My body aches and I feel dog tired,
My eyes are gritty and my arms are lead,
I've been outside to clear my head,
But I know there's no cure, just rest and wait.
Waiting for tomorrow. It just seems a long way off, no way round it, standing looking at the kiln just does not help. Too hot to touch and the ping, ping, ping as the pots settle is too disconcerting. I just stand staring at the heat shimmering off the chimney. The chickens pecking up the insects killed by the heat. Crane Flies with their ungainly flight, collide with the hot bricks and provide Sunday roast.
I need distraction therapy, even going shopping has been considered. It's intense, hard work firing a wood kiln. Two days packing, glazing pots, lifting heavy batts into position, stacking bricks and wood, chopping kindling and finally the actual firing itself. Once started there is no going back. Light a small fire outside the kiln and slowly introduce it into the firebox. This first part is easy, let your thoughts wander, try to imagine the outcome. Will the glaze run? Will the fly ash leave it's blush on a bottle's shoulder? Who knows, expectation is one thing, reality will be something else.
The first few hours are steady work, go too fast and two months work is lost.
Some action around the 850-900 degree mark to try and get some body reduction and then the real work begins.

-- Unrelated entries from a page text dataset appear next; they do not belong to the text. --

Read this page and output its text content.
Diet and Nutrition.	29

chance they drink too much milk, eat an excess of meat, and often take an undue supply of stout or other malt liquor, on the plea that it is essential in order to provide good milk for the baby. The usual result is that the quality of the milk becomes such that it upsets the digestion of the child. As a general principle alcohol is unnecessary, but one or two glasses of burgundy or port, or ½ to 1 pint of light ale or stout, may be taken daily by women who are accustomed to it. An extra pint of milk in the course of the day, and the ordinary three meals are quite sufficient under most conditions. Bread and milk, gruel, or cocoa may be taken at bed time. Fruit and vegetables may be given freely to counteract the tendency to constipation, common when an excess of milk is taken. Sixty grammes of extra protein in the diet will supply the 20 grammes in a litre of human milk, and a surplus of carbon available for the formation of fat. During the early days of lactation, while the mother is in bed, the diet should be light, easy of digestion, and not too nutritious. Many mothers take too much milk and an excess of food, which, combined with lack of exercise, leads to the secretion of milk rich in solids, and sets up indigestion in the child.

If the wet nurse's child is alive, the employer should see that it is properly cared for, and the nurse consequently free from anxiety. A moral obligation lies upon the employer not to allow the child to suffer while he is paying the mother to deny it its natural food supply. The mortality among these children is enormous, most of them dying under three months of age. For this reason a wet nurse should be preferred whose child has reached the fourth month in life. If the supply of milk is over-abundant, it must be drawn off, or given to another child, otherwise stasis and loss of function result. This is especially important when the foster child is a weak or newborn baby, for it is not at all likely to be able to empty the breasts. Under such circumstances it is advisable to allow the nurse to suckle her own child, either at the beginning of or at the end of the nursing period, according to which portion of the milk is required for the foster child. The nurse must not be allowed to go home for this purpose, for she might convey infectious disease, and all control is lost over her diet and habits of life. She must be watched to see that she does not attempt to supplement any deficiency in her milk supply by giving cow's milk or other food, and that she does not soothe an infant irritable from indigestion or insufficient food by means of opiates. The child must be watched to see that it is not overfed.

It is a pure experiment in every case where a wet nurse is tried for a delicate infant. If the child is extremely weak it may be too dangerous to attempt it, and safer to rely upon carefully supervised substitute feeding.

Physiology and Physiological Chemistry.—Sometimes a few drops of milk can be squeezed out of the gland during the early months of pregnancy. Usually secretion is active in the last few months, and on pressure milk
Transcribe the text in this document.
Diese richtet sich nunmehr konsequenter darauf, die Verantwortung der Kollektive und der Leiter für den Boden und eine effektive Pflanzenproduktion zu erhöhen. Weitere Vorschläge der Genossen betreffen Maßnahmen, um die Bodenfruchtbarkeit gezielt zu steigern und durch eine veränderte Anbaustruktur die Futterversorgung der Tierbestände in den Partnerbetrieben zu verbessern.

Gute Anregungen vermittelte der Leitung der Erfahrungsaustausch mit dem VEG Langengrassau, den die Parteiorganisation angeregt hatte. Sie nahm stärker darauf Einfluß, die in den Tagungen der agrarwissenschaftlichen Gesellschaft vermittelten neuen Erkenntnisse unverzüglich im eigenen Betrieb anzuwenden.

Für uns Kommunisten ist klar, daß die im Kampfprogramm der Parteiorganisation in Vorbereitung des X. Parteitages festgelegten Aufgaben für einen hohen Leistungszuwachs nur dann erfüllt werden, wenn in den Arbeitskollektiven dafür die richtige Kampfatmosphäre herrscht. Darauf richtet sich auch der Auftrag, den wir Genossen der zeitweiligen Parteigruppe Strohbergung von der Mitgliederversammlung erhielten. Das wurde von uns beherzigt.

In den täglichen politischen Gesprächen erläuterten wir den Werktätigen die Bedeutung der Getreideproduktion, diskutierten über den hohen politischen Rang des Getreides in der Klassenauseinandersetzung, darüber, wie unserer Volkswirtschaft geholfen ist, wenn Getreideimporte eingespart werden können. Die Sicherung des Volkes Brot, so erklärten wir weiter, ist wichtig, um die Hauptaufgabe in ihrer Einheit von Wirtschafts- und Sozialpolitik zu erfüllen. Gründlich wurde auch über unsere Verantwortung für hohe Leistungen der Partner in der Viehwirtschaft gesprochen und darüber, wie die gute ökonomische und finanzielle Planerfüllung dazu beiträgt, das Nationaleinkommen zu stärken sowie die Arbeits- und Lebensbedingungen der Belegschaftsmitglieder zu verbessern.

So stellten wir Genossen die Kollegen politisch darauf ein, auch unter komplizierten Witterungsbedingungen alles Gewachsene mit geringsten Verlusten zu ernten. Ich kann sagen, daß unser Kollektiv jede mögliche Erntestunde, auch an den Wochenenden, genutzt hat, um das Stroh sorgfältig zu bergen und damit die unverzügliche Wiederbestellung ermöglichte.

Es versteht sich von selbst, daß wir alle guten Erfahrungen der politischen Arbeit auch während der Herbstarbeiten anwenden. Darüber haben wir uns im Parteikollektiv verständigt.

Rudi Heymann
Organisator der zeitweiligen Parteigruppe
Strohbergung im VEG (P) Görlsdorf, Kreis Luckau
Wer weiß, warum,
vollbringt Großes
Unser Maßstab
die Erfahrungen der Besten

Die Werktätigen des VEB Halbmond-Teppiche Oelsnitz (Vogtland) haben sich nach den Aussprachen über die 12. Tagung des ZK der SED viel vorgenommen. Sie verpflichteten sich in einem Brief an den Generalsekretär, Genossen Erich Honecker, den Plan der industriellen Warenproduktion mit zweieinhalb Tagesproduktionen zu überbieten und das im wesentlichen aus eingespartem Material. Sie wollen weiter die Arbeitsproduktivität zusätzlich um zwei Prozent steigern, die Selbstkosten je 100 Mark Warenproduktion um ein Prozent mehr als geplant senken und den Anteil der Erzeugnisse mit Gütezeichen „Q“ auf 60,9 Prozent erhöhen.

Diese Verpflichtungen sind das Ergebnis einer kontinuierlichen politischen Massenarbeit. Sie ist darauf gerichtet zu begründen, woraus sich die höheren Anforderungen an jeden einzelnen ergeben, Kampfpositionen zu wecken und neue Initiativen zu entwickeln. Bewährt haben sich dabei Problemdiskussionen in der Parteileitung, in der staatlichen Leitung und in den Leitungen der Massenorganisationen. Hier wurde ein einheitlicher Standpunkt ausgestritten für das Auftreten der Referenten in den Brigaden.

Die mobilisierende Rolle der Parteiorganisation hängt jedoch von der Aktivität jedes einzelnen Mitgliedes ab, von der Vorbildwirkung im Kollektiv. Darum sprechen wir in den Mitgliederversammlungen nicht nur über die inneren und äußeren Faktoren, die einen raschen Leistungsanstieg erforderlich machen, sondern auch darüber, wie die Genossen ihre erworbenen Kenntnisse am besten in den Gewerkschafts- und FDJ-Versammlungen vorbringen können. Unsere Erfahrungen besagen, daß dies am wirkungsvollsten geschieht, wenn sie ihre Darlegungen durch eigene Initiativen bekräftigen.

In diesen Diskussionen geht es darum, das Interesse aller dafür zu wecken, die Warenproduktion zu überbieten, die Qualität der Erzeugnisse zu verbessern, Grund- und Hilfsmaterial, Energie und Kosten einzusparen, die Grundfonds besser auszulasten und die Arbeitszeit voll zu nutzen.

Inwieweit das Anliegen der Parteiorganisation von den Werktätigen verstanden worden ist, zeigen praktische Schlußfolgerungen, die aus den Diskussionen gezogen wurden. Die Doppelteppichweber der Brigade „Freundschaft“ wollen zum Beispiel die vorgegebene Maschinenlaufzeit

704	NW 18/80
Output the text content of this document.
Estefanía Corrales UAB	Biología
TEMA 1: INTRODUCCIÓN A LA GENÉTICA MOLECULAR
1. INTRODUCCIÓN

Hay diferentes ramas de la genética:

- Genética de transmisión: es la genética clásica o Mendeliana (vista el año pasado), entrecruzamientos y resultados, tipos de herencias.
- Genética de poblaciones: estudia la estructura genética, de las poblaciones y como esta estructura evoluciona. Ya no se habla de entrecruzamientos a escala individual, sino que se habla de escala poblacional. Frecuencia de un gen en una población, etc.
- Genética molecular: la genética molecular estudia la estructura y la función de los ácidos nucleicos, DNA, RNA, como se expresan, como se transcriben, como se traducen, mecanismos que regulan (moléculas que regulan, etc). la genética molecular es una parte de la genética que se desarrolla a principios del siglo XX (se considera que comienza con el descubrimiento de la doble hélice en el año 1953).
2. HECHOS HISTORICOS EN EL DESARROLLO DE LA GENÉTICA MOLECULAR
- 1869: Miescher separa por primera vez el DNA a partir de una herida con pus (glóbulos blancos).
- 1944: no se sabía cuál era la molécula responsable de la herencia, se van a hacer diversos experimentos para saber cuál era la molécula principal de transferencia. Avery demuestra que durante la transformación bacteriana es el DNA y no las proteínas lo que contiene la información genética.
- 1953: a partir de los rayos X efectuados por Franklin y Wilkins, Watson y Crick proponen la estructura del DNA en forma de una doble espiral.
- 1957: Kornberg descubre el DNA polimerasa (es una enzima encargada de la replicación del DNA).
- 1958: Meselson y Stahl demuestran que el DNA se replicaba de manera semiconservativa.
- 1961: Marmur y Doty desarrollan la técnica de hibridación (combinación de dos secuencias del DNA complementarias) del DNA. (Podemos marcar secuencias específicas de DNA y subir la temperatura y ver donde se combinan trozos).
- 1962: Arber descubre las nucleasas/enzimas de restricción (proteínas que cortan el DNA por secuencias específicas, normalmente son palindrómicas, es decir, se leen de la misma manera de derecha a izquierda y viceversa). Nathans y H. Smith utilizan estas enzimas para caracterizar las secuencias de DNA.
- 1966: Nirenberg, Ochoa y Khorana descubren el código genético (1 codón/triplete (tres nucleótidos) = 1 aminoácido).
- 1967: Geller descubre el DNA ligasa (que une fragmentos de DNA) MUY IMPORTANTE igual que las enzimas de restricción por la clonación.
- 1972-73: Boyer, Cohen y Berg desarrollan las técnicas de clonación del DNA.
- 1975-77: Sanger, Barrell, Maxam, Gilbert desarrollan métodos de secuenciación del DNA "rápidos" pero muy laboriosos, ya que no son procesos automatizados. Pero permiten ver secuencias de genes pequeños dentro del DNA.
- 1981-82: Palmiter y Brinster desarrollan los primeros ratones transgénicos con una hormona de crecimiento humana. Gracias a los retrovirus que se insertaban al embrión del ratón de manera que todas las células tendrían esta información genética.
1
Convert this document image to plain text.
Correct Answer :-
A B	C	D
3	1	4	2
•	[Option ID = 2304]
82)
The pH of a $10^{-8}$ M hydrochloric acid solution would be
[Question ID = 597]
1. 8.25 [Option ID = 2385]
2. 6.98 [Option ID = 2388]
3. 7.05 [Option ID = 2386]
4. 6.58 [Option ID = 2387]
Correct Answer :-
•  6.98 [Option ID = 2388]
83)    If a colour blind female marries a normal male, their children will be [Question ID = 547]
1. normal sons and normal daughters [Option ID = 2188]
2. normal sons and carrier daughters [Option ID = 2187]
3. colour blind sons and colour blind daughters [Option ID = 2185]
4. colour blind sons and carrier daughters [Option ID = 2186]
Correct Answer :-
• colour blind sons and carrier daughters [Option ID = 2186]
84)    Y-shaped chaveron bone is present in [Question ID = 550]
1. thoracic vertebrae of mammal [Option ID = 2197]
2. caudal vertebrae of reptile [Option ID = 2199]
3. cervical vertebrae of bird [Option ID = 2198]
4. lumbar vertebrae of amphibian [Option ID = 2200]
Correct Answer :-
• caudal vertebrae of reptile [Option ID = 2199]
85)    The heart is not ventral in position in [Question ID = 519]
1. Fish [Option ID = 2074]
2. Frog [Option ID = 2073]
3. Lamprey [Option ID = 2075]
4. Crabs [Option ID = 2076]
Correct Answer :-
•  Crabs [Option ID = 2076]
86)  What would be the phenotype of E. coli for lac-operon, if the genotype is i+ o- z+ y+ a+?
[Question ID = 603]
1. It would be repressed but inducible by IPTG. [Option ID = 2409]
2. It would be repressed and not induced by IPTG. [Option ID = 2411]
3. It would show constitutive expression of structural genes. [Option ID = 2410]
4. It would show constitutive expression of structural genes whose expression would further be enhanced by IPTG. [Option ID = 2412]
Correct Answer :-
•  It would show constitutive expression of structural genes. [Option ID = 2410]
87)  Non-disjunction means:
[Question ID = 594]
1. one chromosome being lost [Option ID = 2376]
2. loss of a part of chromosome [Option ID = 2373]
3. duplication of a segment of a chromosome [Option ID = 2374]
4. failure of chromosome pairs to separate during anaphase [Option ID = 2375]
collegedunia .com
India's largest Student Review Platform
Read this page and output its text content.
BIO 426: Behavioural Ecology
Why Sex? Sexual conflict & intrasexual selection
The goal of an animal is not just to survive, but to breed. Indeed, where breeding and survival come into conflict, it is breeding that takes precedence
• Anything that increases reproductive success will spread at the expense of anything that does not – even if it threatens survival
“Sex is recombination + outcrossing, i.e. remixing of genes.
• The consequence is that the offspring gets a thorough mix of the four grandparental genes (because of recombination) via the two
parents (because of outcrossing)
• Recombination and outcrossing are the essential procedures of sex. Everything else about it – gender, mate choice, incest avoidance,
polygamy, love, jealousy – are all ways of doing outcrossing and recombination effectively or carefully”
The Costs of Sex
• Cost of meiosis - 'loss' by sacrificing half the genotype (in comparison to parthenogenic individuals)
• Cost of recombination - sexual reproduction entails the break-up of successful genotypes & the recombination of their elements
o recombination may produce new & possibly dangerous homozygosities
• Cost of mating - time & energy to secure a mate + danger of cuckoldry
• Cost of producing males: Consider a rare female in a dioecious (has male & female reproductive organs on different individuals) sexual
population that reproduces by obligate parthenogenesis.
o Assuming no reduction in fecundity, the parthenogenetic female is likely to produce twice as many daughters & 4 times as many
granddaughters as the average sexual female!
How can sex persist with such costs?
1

The heat climbs, the momentum builds, reach 1250 then maintain it. The firebox heat is fierce, protective gear offers some relief. The last four to five hours the concentration is full on, the heat draining. Only a mere fifteen hour day, try selling that to the bureaucrats in Brussels and their working directive. Then at last the final stubborn cone falls. It's done. Block up all the air ways, go eat and sleep.